Thursday, 28 March 2013

"The Stranger" by Albert Camus - One Chapter per day | Day four


It is Sunday. Meursault's been at work all week and gone out to the cinema a couple of times with Emmanuel. During the week Raymond stopped by to tell Meursault that he'd given the letter to his mistress. Yesterday, on the Saturday, he and Marie went out of Algiers to spent the day at the beach. She stays the night and they plan to have lunch together. On his way to the shop to get food Meursault hears a woman in Raymond's room and later the dog in Salamano's room. When he gets back Marie asks him if he loves her. Meursault replies that love doesn't mean anything. She looks sad but then she laughs as they prepare lunch. At this point they hear a commotion from Raymond's room. Raymond is carrying out the 'punishment'. Due to the loud screams coming from Raymond's room, Marie asks Meursault to call the police, which he refuses. Someone has called the police because a policeman arrives at Raymond's door.  Raymond tries to act coolly, in front of his neighbours, but the policeman humiliates him with a slap. Marie has gone off the idea of lunch so Meursault eats most of it. She leaves and he takes a nap. Raymond knocks on his door at three to discuss what happened and ask Meursault to act as a witness for him. Meursault agrees and they go out together ending up in a bar. Later they bump into Salamano who has lost his dog. That evening, after he has said goodnight to Raymond, Meursault gets a knock at his door. It is Salamano looking for some piece of mind over his missing dog.

Meursault and Marie

The chapter opens on a Sunday but Meursault talks briefly about the day before. That Saturday was spent at the beach with Marie. The previous Saturday he met her and picked her up on a different beach. Although he knew of her, she worked in his office, he has only gotten to know her for one week. So when she starts talking about love it's a bit premature. Some commentators have made much of Meursault's indifferent comments on love at this point but considering how early on the two are in the relationship (are they even in a relationship at this point?) his response isn't all that strange. Indeed, even though Marie looks a bit sad she is soon laughing again. It is much more likely that rather than showing Meursault's 'alienated, detached or emotionally numb' response to love, Camus is commenting here on the 'games' young lovers play. Jan, in Cross Purpose, in a misguided attempt to reach out to his mother, plays a game that has deadly consequences. Meursault himself will comment on this in chapter two of the second half of The Stranger. In the next chapter Marie will ask Meursault if he wants to marry her. This has often been interpreted as a marriage proposal but it is more likely to be closer to trying to work out Meursault’s future ‘intentions’. Later on Marie will play other ‘game’, testing to see if Meursault would be jealous if she had a date with another man.

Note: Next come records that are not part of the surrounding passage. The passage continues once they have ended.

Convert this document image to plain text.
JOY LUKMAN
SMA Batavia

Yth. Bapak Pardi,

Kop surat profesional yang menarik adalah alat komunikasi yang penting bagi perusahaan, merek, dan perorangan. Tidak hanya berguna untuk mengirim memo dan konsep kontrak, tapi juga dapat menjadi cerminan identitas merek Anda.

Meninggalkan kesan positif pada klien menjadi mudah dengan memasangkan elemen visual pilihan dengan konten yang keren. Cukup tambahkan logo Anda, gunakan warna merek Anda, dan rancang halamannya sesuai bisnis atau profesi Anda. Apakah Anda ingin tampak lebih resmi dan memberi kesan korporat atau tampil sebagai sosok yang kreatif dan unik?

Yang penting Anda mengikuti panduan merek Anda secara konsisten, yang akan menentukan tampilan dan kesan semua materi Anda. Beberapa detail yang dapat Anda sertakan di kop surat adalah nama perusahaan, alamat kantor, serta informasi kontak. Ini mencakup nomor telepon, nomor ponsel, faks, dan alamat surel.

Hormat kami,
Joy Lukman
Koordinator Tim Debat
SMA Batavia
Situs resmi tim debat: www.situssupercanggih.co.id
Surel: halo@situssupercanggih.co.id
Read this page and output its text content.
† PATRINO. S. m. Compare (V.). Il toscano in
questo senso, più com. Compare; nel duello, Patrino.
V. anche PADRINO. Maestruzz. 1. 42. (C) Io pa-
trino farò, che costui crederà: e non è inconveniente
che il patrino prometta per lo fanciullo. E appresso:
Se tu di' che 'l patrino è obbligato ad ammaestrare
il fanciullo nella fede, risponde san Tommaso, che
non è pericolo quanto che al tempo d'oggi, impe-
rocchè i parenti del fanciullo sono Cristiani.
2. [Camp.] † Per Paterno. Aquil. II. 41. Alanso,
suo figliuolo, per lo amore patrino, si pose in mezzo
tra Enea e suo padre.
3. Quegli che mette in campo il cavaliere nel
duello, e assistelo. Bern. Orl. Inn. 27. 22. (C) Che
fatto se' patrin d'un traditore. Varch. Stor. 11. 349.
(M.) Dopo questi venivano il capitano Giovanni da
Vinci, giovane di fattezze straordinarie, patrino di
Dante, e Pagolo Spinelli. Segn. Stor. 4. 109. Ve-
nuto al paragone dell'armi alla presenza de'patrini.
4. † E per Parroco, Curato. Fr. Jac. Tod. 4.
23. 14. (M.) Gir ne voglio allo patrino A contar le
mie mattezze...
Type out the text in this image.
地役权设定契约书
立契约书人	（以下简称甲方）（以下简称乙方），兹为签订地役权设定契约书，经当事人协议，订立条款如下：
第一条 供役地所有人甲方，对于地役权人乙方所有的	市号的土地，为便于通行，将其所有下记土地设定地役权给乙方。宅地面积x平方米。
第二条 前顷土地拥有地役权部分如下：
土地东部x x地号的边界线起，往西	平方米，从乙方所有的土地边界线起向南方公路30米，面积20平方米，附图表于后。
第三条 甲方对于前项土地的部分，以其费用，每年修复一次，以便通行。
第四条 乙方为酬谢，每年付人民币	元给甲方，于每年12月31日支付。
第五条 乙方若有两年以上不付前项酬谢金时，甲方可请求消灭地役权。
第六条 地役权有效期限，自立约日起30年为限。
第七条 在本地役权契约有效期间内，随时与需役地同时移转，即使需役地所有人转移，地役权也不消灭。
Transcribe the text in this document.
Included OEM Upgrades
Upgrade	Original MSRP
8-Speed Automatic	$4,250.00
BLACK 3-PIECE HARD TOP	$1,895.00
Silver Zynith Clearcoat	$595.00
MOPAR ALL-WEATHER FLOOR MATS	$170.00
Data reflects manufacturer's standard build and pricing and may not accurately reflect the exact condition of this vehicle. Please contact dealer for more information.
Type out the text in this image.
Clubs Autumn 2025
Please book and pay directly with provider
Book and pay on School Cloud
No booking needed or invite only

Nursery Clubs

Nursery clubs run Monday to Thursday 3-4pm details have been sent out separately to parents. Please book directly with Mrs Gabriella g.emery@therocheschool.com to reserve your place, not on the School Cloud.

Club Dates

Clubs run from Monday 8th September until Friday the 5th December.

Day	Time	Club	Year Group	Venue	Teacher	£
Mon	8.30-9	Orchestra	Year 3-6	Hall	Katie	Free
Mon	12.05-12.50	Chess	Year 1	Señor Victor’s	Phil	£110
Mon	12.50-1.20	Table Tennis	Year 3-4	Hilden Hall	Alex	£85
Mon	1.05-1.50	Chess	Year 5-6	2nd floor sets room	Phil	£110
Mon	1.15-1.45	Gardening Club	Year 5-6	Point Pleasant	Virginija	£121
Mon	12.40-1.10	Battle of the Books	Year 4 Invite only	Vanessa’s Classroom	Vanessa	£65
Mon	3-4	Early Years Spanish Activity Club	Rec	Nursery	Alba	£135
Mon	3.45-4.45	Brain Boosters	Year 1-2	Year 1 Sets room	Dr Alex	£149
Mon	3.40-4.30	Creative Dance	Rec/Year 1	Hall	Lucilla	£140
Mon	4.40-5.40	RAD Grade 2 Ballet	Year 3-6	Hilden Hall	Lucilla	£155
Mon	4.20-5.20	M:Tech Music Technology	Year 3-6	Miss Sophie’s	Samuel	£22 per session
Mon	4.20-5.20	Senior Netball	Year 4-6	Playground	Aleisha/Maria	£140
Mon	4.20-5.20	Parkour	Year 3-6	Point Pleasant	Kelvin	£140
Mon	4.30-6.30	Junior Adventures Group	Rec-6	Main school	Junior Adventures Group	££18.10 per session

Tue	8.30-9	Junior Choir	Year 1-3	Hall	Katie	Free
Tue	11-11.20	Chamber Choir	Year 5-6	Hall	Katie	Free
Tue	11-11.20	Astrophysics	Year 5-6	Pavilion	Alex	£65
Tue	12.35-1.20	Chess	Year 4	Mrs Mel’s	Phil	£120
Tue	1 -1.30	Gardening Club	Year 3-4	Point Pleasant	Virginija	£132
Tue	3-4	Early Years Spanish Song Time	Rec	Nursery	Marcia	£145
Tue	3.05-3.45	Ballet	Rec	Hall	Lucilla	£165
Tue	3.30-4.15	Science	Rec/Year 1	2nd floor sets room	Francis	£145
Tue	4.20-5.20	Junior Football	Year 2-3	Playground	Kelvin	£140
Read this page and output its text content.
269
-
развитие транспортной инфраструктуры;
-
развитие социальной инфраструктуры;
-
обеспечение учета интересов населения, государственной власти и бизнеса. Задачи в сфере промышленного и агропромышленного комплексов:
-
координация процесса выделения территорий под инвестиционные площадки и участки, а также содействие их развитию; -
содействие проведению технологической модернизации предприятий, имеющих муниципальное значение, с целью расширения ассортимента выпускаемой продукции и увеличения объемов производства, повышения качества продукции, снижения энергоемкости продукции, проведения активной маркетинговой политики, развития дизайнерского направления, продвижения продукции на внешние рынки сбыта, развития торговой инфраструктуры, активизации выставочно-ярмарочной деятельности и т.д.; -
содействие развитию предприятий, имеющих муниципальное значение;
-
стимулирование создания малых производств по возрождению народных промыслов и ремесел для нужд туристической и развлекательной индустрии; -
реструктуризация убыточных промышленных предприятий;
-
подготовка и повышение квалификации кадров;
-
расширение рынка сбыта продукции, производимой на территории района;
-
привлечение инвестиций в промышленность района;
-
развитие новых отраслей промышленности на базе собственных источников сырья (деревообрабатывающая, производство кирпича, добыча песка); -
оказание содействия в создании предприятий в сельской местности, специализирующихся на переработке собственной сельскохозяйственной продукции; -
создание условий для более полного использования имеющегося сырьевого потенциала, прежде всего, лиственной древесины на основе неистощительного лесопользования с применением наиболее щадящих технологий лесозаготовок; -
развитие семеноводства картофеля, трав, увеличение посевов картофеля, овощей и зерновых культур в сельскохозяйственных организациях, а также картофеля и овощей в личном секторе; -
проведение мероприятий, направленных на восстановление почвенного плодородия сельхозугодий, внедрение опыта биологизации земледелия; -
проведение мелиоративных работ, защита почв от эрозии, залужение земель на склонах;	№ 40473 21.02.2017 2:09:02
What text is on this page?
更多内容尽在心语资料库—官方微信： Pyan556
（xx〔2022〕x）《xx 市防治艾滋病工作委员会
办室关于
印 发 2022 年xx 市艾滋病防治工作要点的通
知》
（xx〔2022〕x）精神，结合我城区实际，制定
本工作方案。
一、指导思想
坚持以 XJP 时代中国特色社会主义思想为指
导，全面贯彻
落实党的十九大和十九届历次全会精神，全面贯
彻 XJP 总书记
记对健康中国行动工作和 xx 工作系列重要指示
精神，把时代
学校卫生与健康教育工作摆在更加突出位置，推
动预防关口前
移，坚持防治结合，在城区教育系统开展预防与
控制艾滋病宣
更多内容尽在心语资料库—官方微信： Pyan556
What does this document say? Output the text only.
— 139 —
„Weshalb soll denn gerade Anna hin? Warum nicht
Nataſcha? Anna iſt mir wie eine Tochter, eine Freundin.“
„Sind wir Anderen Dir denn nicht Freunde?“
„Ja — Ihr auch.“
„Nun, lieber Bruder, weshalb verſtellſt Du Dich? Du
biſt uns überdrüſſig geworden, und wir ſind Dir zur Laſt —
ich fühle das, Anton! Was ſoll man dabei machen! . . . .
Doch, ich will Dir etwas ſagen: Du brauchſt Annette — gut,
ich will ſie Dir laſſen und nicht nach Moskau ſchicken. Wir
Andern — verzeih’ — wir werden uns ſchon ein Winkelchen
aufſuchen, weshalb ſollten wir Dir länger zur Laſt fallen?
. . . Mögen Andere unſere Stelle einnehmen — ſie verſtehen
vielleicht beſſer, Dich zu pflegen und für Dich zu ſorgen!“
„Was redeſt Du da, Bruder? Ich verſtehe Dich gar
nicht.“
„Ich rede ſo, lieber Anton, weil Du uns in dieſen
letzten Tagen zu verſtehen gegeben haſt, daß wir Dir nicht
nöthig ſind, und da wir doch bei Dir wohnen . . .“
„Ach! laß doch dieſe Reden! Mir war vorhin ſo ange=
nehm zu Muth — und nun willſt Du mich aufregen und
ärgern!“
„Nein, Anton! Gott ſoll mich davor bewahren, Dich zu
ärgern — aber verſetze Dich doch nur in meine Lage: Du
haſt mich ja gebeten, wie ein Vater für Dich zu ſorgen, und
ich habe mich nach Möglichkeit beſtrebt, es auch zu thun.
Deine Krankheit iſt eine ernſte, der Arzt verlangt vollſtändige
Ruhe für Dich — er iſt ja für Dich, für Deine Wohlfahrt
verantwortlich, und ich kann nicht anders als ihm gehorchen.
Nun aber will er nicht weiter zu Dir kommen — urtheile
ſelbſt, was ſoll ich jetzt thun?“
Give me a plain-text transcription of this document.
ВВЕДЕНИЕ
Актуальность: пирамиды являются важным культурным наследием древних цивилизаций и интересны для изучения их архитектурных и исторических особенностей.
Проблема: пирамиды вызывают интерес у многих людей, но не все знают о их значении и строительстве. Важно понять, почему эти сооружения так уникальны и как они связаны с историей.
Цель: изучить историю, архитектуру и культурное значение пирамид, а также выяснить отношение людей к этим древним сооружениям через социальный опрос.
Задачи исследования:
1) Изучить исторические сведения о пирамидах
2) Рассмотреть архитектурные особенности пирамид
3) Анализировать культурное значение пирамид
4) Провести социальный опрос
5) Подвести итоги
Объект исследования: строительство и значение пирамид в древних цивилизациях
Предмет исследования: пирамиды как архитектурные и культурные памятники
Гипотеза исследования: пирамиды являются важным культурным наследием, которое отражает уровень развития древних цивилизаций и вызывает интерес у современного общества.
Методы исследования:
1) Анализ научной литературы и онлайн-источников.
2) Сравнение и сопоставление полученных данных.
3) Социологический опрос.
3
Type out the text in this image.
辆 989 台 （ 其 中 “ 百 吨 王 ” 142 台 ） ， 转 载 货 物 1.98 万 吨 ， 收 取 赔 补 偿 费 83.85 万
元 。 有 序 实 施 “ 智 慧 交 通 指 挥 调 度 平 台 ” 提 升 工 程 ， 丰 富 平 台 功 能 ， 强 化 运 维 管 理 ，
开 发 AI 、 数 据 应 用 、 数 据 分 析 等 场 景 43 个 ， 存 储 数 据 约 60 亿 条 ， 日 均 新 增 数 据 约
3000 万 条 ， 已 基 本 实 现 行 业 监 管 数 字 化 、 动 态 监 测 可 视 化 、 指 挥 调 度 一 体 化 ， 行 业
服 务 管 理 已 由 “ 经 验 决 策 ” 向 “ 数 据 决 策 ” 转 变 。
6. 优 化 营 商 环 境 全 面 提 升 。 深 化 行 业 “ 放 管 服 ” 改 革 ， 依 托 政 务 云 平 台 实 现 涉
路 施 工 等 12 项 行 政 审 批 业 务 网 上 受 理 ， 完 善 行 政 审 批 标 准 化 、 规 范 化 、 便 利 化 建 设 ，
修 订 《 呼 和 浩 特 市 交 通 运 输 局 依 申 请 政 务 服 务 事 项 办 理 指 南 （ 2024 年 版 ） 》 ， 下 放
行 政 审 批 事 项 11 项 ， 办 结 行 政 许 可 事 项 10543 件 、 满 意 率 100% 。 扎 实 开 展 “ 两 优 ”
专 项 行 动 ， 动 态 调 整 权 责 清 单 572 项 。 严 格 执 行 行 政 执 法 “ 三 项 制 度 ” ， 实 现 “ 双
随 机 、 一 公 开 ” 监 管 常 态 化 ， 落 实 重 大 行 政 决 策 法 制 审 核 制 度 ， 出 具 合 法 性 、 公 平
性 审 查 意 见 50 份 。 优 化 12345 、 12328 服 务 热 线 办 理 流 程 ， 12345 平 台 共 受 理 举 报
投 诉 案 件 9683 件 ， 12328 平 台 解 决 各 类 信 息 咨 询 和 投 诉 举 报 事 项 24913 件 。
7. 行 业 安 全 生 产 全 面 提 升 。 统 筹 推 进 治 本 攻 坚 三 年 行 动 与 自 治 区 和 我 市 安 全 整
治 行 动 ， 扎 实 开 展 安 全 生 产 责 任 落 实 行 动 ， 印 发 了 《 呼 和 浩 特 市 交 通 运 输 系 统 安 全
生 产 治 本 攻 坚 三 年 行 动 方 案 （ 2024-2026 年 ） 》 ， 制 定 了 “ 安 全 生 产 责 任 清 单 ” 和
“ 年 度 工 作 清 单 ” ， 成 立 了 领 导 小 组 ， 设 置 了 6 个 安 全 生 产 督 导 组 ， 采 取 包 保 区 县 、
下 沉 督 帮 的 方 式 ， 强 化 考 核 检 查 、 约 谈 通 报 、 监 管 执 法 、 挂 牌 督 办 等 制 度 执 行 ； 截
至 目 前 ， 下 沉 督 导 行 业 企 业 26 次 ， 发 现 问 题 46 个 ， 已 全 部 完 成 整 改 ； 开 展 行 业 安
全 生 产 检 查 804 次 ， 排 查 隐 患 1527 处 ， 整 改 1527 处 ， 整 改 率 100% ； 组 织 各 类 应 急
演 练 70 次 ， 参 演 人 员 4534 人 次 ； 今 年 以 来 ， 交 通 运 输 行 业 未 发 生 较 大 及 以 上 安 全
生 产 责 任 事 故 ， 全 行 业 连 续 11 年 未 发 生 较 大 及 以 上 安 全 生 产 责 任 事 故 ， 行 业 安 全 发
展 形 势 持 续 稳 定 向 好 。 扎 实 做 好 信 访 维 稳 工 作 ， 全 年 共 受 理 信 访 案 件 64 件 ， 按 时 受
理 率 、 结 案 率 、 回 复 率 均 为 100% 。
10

Raymond’s punishment backfires

The intention was to lure his girlfriend back into his arms and then to humiliate her at the crucial moment. However, things don’t go according to plan. Instead of playing her part, the woman is outraged and fights back. The police are called and it is Raymond who is left humiliated with a slap to the face from the cop. He is truly a pathetic character. In chapter six, Marie will laugh at the slight of him. Raymond wants to be thought of as a man but instead is a figure of fun – a little man in a silly hat going to the beach with pasty white skin.

Call the cops!

Marie asks Meursault to call the police on Raymond but he refuses. Why? Because he doesn’t like policeman. This is an odd value-judgment for a character who is supposed (by some commentators) to believe he lives in a meaningless universe.

Salamano’s escape-artist dog

Camus was very concerned about the humiliation of infirmity and old age. Salamano is suffering from both. The elderly become ‘strangers’ living alone and ignored by society. In ‘Summer in Algiers’ Camus writes about how a man has basically played all his cards by the time he is thirty. In an earlier essay ‘Irony’ we read about the humiliation of various elderly people. The absurd has a sense of the ridiculous about it; note how Salamano’s dog wriggles out of his collar while his master is distraction by ‘the Escape King’.

Note that Meursault bothers to help the old man, to talk to him and share his problem. Salamano will choose Meursault to come to that evening. Perhaps he knocks on Meursault’s door because their isn’t anyone else’s he can knock on but still, he feels Meursault is someone he can turn to.


Camus keeps drawing our attention to different kinds of relationship couples: Meursault and his mother, Meursault and Marie, Meursault and Raymond, Raymond and his mistress, Salamano and his late wife, Salamano and his dog. Previously, we have had Meursault’s mother and Thomas Perez; we will have Masson and his wife. There is also the Arab and his sister and even the young court reporter and the robotic woman.